André Gide developed a severe aversion to communism after his initial fall for it. Gide saw communism and fascism fuse together, “The Communist spirit has ceased being in opposition to the Fascist spirit, or even differentiating itself from it.” Gide saw the Soviet dream as an “oppressive Utopia, where enslaved minorities were never heard.”
In two books that he wrote after his visit to the Soviet Union, -Retour de l’ U.R.S.S. and Retouches à mon retour de l’ U.R.S.S (Return from USSR and A Retouch to my Return from USSR), Gide poured out his deep anguish and disillusionment, he was, wrote Enid Starkie, Irish literary critic, “distressed by the inequalities he saw, the poor return the masses of the people received for their patience and endurance; he was depressed by the drabness and ugliness of the clothes, the poor quality of the goods displayed in the shops and for which the people stood long hours in queues; and he was appalled by the lack of criticism and the absence of liberty of opinion and thought.”

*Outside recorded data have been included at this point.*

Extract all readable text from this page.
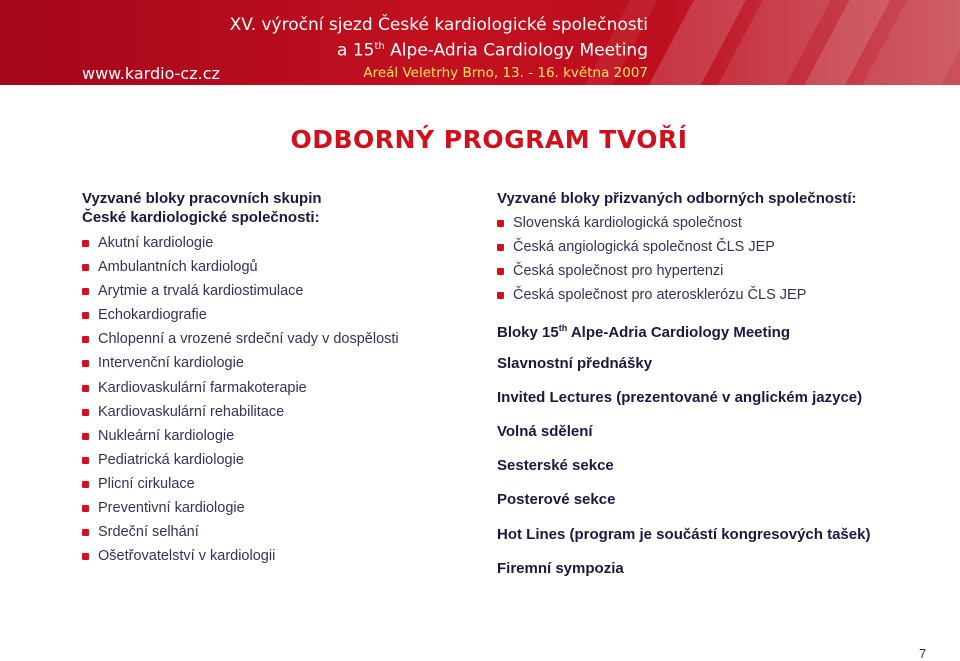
XV. výroční sjezd České kardiologické společnosti
a 15th Alpe-Adria Cardiology Meeting
www.kardio-cz.cz	Areál Veletrhy Brno, 13. - 16. května 2007
ODBORNÝ PROGRAM TVOŘÍ
Vyzvané bloky pracovních skupin
České kardiologické společnosti:
Akutní kardiologie
Ambulantních kardiologů
Arytmie a trvalá kardiostimulace
Echokardiografie
Chlopenní a vrozené srdeční vady v dospělosti
Intervenční kardiologie
Kardiovaskulární farmakoterapie
Kardiovaskulární rehabilitace
Nukleární kardiologie
Pediatrická kardiologie
Plicní cirkulace
Preventivní kardiologie
Srdeční selhání
Ošetřovatelství v kardiologii
Vyzvané bloky přizvaných odborných společností:
Slovenská kardiologická společnost
Česká angiologická společnost ČLS JEP
Česká společnost pro hypertenzi
Česká společnost pro aterosklerózu ČLS JEP
Bloky 15th Alpe-Adria Cardiology Meeting
Slavnostní přednášky
Invited Lectures (prezentované v anglickém jazyce)
Volná sdělení
Sesterské sekce
Posterové sekce
Hot Lines (program je součástí kongresových tašek)
Firemní sympozia
7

Gide saw that the “same old capitalist society has been re-established, a new and terrible despotism crushing and exploiting man, with all the abject and servile mentality of serfdom.” He saw the rise of a “new privileged class” and the “dictatorship of the bureaucracy” holding sway over the system and the people with the “small, independent worker [becoming] a hunted animal, starved, broken and finally eliminated.”
For Gide, the keen observer of the human condition, the communist system succumbed to the same ills that it had professed to fight, “Man cannot be reformed from the outside – a change of heart is necessary – and I feel anxious when I observe all the bourgeois instincts flattered and encouraged” in the communist system “and all the old layers of Society forming again—if not precisely social classes, at least a new kind of aristocracy, and not an aristocracy of intellect or ability, but an aristocracy of right thinkers and conformists.”
For those who saw through the hoax and realised the immensely violent folly that was communism, there was no going back, it was a creed refused, rejected and relegated.
The centenary of the Bolshevik revolution has only reinforced that certainty. Communism is a ghost that lingers but one which will never be resurrected.